In Deutschland wird gern reflektiert, abstrahiert und diskutiert. Da wird in Worten die Welt bewegt, die Geschichte zum x-ten Male analysiert und die Zukunft vorprogrammiert.

Diskutieren, das fördert den Geist, und mit Worten lassen sich Wettkämpfe ausfechten. Wozu das gut sein soll, fragen sich und fragen mich immer wieder Russen. Tja, schwer zu sagen. So wachsen wir eben auf. Das ist eben so. Und lassen können wir es sowieso nicht. Aber wenigstens macht es Spaß. Das finden die Russen gar nicht. Mit unserer Diskussionswut zerstören wir jede gute Stimmung am Lagerfeuer und auf Partys, finden die Russen. Wir selbst nennen es lieber Diskussionskultur, und wenn wir am Lagerfeuer und auf Partys nicht diskutieren dürfen, dann fehlt uns was.

Diskutieren ist wichtig, habe ich meinem Freund Dima versucht zu erklären. Warum, wollte er wissen. Damit man die Zusammenhänge besser versteht, erklärte ich. Das will er aber bis heute nicht einsehen. Eines ist zumindest richtig. Schlauer als Dima bin ich nicht – auch wenn ich mein Leben lang diskutiert habe. Schon im Kindesalter lernen wir es – das Hinterfragen aller Dinge, die uns passieren. Und was uns nicht passiert, das wollen wir genauso ergründen. Dima will nicht mit mir diskutieren. Diskutieren heißt nicht Streiten, erkläre ich ihm. Trotzdem will er das nicht. In Deutschland kann ich mich mit Freunden in heftigen Diskussionen verstricken, ein „Aber“ löst das nächste ab, Argumente gibt es genug, man muss sie nur rhetorisch geschickt aneinander ketten.

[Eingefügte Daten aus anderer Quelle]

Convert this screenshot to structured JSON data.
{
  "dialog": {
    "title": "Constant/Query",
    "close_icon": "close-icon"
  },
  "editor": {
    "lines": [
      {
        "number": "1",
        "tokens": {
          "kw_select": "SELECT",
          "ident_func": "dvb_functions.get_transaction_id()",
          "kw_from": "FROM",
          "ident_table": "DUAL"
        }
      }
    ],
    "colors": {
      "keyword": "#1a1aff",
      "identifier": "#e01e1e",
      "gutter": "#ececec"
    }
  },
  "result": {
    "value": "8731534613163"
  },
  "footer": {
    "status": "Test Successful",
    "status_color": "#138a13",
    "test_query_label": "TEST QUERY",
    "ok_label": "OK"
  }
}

Wir werden uns einig oder auch nicht. Schlauer oder auch nicht. Aber danach sind wir genauso Freunde wie zuvor. Dabei habe ich in Russland auch Diskussionen erlebt. Wenn auch anders. In erster Linie kürzer. Und wenn es doch mal im Ansatz zu heftig zugehen sollte, wird gekonnt eine schnelle Anekdote eingeflochten, die dann wieder zu guter Stimmung verhilft.

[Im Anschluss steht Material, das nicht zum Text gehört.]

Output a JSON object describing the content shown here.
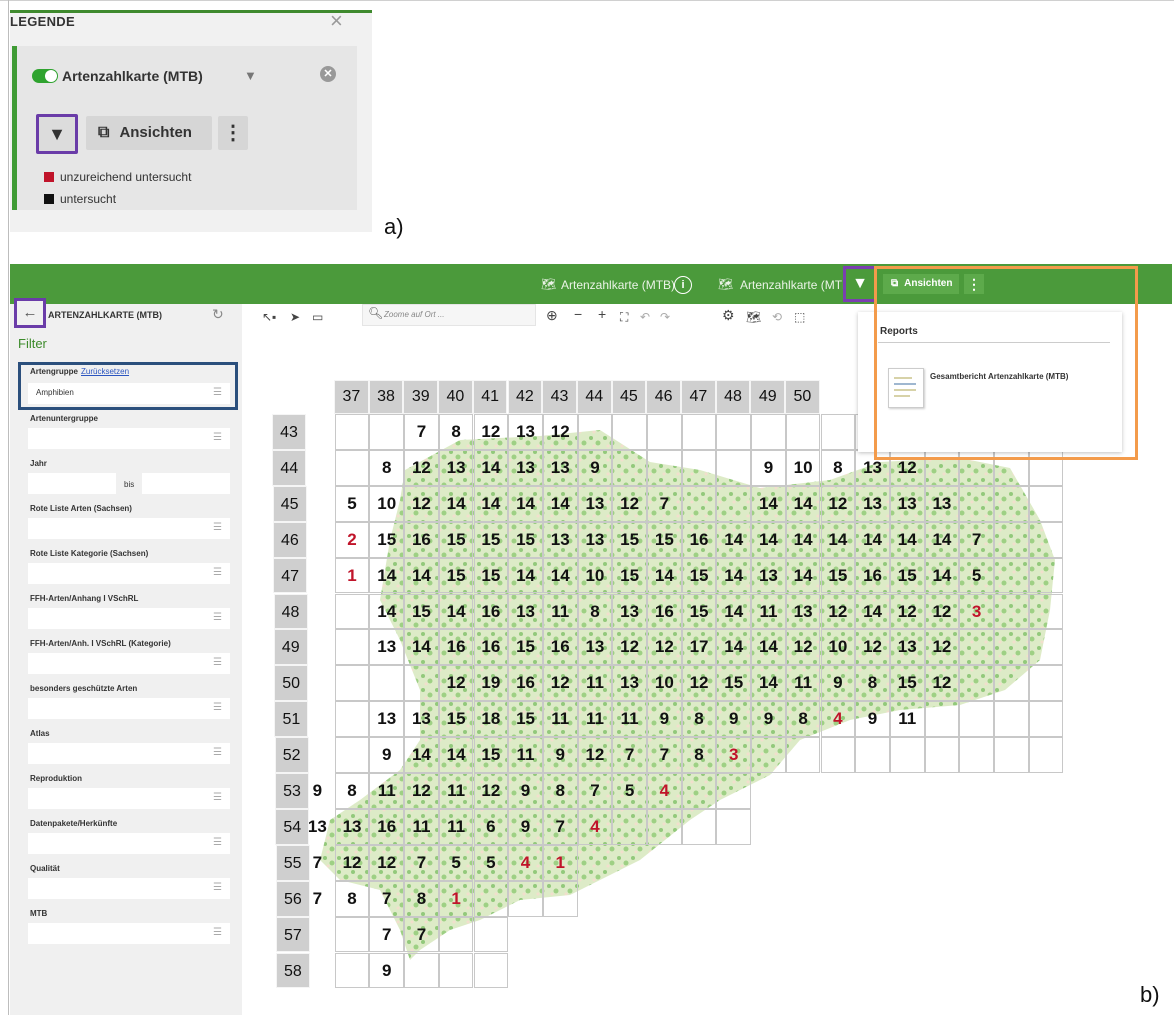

Wem Deutsche zu viel diskutieren, der sollte sich mal Diskussionsrunden in Frankreich ansehen. Da kommen wir Deutsche allemal nicht mit. Da wird mit Worten gefochten, was das Zeug hält. In höchsten Emotionen. Alle reden gleichzeitig, jeder unterbricht jeden. Da würde auch ich den Spaß verlieren. In Wladiwostok habe ich versucht, einen Diskussions-Club zu gründen. Mir wurde vorsichtig vermittelt, dass man in Russland nicht gerne diskutiert. Ich versuchte es trotzdem und wollte darüber diskutieren, warum man in Russland nicht gerne diskutiert. Aber wenn man nicht gern diskutiert, will man auch nicht diskutieren, warum man nicht gern diskutiert, und da beißt sich die Katze in den Schwanz. Und meine Frage bleibt ungeklärt. Und da sind wir wieder beim Ausgangspunkt – dass der Deutsche alles klären will – und am liebsten durch Diskussion. A propos ungeklärt, jetzt habe ich viel über das Diskutieren argumentiert, aber was daran so wichtig ist, habe ich nicht herausgefunden. Gezeigt hat sich aber – Diskutieren können wir notfalls auch mit uns selbst, wenn kein Diskussionspartner zur Verfügung steht – auf dem Papier. Und Papier ist bekanntlich geduldig.